At the end here: http://www.tomshardware.com/reviews/asus-ama-toms-...
bobbozzo - Tuesday, July 23, 2013 - linkI'm getting farsighted (and can't tolerate reading glasses due to the horrible lighting at work (I know, the should fix it)), and am considering moving to a 27" monitor and putting it further back on my desk to reduce eyestrain.
Cataclysm_ZA - Tuesday, July 23, 2013 - linkChris, can you please test out scaling in Windows 8.1 with the DPI setting on 200% for us? That enables pixel-doubling and that may also make more applications and websites look a lot clearer. If Anand can try out the same thing with his RMBP and Windows 8.1, it would be interesting to see the results.
JDG1980 - Tuesday, July 23, 2013 - linkDoes 200% DPI on Windows 8.1 actually do nearest-neighbor scaling on legacy applications? The other scaling factors use GPU scaling (probably bilinear or bicubic) if I'm not mistaken, resulting in the fuzzy results described by the reviewer.

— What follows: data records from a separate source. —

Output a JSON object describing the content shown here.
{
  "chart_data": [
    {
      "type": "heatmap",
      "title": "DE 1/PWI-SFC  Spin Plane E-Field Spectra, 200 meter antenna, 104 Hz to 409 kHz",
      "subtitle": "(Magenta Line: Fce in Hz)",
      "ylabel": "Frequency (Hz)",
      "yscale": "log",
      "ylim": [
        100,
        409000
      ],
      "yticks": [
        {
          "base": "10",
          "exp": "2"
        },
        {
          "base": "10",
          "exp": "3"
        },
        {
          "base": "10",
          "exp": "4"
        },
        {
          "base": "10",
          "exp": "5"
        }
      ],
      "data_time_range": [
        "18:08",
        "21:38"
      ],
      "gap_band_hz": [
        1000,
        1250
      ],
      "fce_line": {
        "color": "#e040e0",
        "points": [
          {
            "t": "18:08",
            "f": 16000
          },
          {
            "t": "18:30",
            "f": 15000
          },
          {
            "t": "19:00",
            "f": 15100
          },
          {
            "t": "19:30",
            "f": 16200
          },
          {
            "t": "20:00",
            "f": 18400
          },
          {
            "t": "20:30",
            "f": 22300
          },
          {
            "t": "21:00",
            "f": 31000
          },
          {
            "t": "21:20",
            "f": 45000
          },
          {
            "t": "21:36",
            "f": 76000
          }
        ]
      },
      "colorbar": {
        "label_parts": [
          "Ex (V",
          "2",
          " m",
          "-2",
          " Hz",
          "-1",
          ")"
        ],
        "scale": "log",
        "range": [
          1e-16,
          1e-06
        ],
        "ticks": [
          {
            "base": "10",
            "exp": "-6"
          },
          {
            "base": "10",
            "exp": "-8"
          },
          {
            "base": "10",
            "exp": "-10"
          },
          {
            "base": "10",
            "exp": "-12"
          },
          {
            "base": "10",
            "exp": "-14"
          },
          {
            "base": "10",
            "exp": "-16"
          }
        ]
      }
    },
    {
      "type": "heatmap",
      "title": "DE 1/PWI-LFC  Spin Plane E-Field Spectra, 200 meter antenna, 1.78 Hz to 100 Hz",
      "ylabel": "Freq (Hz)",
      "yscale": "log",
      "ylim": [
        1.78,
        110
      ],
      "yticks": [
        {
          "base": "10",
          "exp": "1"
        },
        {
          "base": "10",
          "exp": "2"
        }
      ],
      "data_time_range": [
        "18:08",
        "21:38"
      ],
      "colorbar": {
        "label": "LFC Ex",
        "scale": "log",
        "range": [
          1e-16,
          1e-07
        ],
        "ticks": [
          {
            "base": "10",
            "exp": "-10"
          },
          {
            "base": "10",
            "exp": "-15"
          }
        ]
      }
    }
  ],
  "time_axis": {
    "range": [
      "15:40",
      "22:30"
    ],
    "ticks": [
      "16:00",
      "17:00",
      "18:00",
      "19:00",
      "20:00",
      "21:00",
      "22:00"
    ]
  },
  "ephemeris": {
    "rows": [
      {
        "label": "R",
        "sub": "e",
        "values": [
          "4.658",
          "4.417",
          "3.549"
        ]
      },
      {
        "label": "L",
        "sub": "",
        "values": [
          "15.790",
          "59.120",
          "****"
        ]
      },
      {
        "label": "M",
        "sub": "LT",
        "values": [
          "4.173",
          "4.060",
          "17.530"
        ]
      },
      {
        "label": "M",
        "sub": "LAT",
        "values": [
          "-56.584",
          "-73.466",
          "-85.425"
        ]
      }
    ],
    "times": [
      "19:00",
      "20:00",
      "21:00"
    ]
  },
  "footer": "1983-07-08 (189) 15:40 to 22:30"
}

freedom4556 - Tuesday, July 23, 2013 - linkOn Windows 8 vanilla you have a choice between Vista-style (GPU) and XP-style DPI scaling, and the XP method doesn't appear to use the GPU scaling methods described, but only text scales and not images and other non-text UI elements, leading to layout issues in most legacy apps.
cheinonen - Wednesday, July 24, 2013 - linkAt 200% the poorly scaled text is more readable than before. Things that do scale correctly are incredibly sharp, though I wouldn't keep it here as I miss the desktop space too much. It's certainly better than 150% on those poorly scaled items, but just too large IMO.